Implementing CDD ‘beneficial ownership’ rule, and navigating the maze of exemptions

Now that the US Treasury has dropped the long-awaited rule requiring banks to snare the “beneficial owners” of companies, institutions still can’t create a blanket policy, but must expertly navigate a thicket of exemptions betwixt the more than 200 pages of text.

The finalization last week of the rule from the Financial Crimes Enforcement Network (FinCEN) has sent shockwaves through the financial crime compliance space, with experts weighing the pros and cons of the initiative, even as anti-money laundering (AML) teams wrestle with fresh implementation challenges and law enforcement readies for a flood of new intelligence. To read an ACFCS analysis of the new rule, please click here.

The new rule requires financial institutions to collects the details of real people – including individuals with “significant responsibility” and control over a company or owning 25 percent – so that these banks can screen these names for potential ties to frauds, terror groups, organized crime and other illicit networks.

So what are the entities exempted from the new beneficial ownership rules? Here is a list with some condensed reasons as to why they are exempt:

A financial institution regulated by a Federal functional regulator or a bank regulated by a State bank regulator: Excluded because they are subject to Federal or State regulation and information regarding their beneficial ownership and management is available from the relevant Federal or State agencies.

An issuer of a class of securities: These issuers are excluded because they are required to publicly disclose the beneficial owners of five percent or more of each class of the issuer’s voting securities in periodic filings with the SEC, to the extent the information is known to the issuer or can be ascertained from public filings.

An investment adviser: These entities are excluded because registered investment companies and registered investment advisers already publicly report beneficial ownership in their filings with the SEC.

An exchange or clearing agency: These entities are excluded because the SEC registration process requires disclosure and regular updating of information about beneficial owners of those entities, as well as senior management and other control persons.

A registered entity, commodity pool operator, commodity trading advisor, retail foreign exchange dealer, swap dealer, or major swap participant, already registered with the Commodities Futures Trading Commission (CFTC): These entities are excluded because the CFTC registration process requires disclosure and regular updating of information about beneficial owners of those entities, as well as senior management and other control persons.

A public accounting firm: Such firms are those that audit publicly traded companies and SEC-registered broker-dealers.
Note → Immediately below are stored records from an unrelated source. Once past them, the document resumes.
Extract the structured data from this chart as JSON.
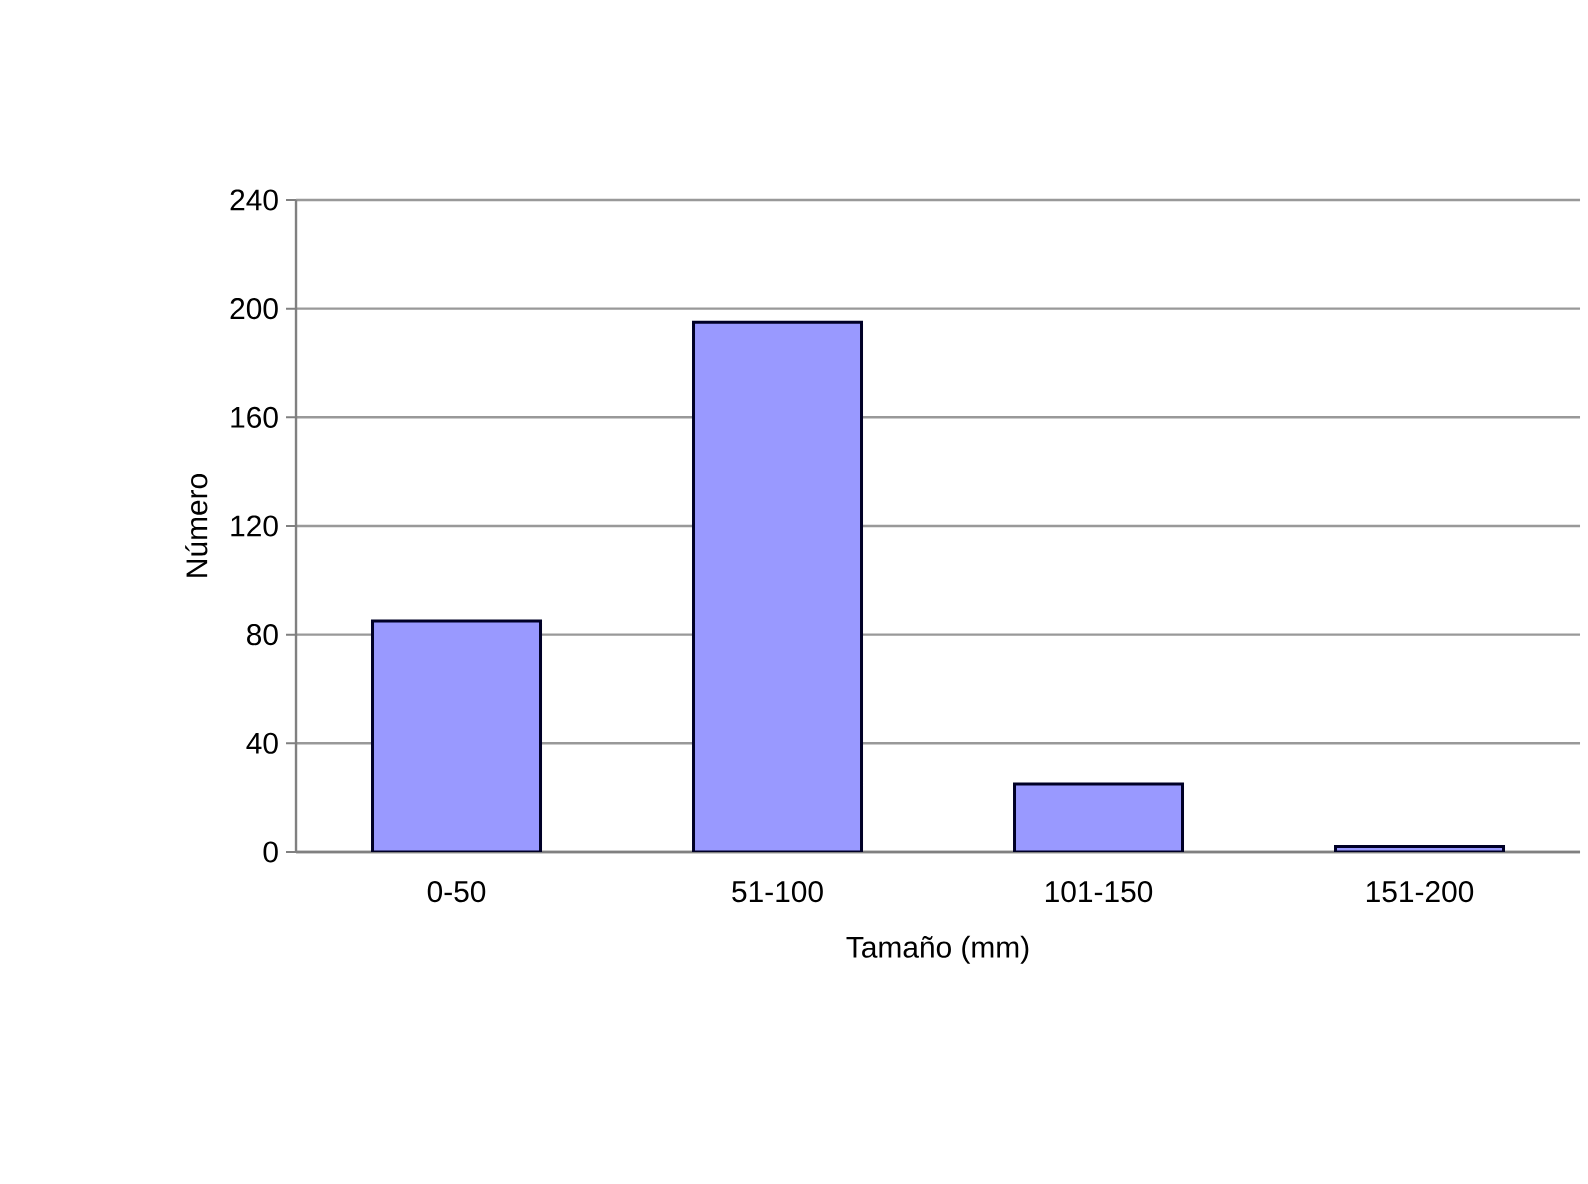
{
  "chart_data": {
    "type": "bar",
    "xlabel": "Tamaño (mm)",
    "ylabel": "Número",
    "categories": [
      "0-50",
      "51-100",
      "101-150",
      "151-200"
    ],
    "values": [
      85,
      195,
      25,
      2
    ],
    "color": "#9999ff",
    "ylim": [
      0,
      240
    ],
    "yticks": [
      0,
      40,
      80,
      120,
      160,
      200,
      240
    ],
    "grid": "y"
  }
}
These firms are required to register with the Public Company Accounting Oversight Board (PCAOB) and are required to file annual and special reports with the PCAOB. In addition, States require public accounting firms to register and to file annual reports identifying their members and shareholders.

A bank holding company: have been excluded from the beneficial ownership requirement in the final rule because the Federal Reserve Board maintains beneficial ownership information on all of these companies. Savings and loan holding companies are excluded for the same reason.

A pooled investment vehicle that is operated or advised by a financial institution: In response to several commenters who noted that beneficial ownership information would be available regarding the operator or adviser of such pooled vehicles, FinCEN has determined that the pooled vehicle should also be excluded from this requirement.

A state-regulated insurance company: All State regulated insurance companies are required to file an Annual Statement with their State regulators, identifying senior management, directors, and trustees, so thus are exempt.

Financial market utility: Exempt because such entities are already subject to extensive regulation.

Foreign financial institution: A foreign financial institution established in a jurisdiction where the regulator of such institution maintains beneficial ownership information regarding such institution.

A non-U.S. governmental department, agency or political subdivision that engages only in governmental rather than commercial activities:  FinCEN agreed that certain departments, agencies, and political subdivisions of non-U.S. governments—specifically, those that engage only in governmental (and not commercial) activities—should not fall within the definition of legal entity customer, and should therefore be excluded from the requirement.

Intermediated relationships: Banks need to get beneficial ownership information on the intermediary, but not the underlying accounts. For instance, FinCEN believes that attorney escrow and client trust accounts should be treated like other intermediated accounts described above, and we accordingly deem such escrow accounts intermediated accounts for purposes of the beneficial ownership requirement.

Charities and Nonprofit Entities: FinCEN has determined that it would be simpler, as well as more efficient and more logical, to exclude all nonprofit entities (whether or not tax-exempt) from the ownership prong of the requirement, particularly considering the fact that nonprofit entities do not have ownership interests, and require only that they identify an individual with significant responsibility to control, manage, or direct the customer.